The indefatigable Robert Mathie has published another systematic review/meta-analysis, and yet again he failed to come up with a convincingly positive result. This new paper reviews randomised controlled trials (RCTs) of individualised homeopathic treatment (IHT) in which the control (comparator) group was other than placebo (OTP). Its stated aim was to determine the comparative effectiveness of IHT on health-related outcomes in adults and children for any clinical condition that has been the subject of at least one OTP-controlled trial.
For each eligible trial, published in the peer-reviewed literature up to the end of 2015, the authors assessed its risk of bias (internal validity) using the Cochrane tool, and its relative pragmatic or explanatory attitude (external validity) using the 10-domain PRECIS tool. All RCTs were categorised according to whether they examined IHT as an alternative treatment (study design Ia), adjunctively with another intervention (design Ib), or compared with a no-intervention group (design II). For each RCT, the researchers identified a ‘main outcome measure’ to use in meta-analysis: ‘relative effect size’ was reported as odds ratio (OR; values >1 favouring homeopathy) or standardised mean difference (SMD; values < 0 favouring homeopathy).
Eleven RCTs, representing 11 different medical conditions, were eligible for inclusion in this systematic review. Five of the RCTs (four of which in design Ib) were judged to have pragmatic study attitude, two were explanatory, and four were equally pragmatic and explanatory. Ten trials were rated ‘high risk of bias’ overall: one of these, a pragmatic study with design Ib, had high risk of bias solely regarding participant blinding (a bias that is intrinsic to such trials); the other trial was rated ‘uncertain risk of bias’ overall. Eight trials had data that were extractable for meta-analysis: for 4 heterogeneous trials with design Ia, the pooled OR was statistically non-significant; collectively for three clinically heterogeneous trials with design Ib, there was a statistically significant SMD favouring adjunctive IHT; in the remaining trial of design 1a, IHT was non-inferior to fluoxetine in the treatment of depression.

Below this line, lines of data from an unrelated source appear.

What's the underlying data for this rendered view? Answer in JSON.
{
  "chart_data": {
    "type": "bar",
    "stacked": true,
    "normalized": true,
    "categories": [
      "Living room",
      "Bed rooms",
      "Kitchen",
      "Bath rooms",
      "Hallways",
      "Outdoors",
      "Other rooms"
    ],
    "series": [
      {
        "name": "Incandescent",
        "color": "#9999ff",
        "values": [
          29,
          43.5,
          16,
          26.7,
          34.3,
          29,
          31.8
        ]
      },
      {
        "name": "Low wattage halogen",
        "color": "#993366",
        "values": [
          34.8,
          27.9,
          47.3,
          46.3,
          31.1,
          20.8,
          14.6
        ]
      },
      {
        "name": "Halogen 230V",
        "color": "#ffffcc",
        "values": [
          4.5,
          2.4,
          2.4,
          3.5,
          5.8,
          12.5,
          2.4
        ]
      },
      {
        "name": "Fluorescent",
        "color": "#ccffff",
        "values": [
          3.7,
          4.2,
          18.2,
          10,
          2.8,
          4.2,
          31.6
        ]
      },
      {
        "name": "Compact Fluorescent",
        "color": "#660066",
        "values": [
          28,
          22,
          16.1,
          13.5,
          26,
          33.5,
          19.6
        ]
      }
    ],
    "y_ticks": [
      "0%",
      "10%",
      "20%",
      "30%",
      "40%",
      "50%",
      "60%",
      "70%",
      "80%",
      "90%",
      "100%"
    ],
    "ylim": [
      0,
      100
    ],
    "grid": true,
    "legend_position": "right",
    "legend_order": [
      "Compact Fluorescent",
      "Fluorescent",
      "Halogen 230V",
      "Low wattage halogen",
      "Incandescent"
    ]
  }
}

The authors concluded that due to the low quality, the small number and the heterogeneity of studies, the current data preclude a decisive conclusion about the comparative effectiveness of IHT. Generalisability of findings is limited by the variable external validity identified overall; the most pragmatic study attitude was associated with RCTs of adjunctive IHT. Future OTP-controlled trials in homeopathy should aim, as far as possible, to promote both internal validity and external validity.
Considering that almost all of the authors are known proponents of homeopathy – Mathie himself is employed by the London-based ‘Homeopathy Research Institute’ – one has to applaud their rigour and enthusiasm in publishing negative findings about their trade. But why so complicated? I would have thought that a much simpler conclusion would have been clearer: THESE ANALYSES FAILED TO GENERATE EVIDENCE TO SUGGEST THAT HOMEOPATHY IS EFFECTIVE.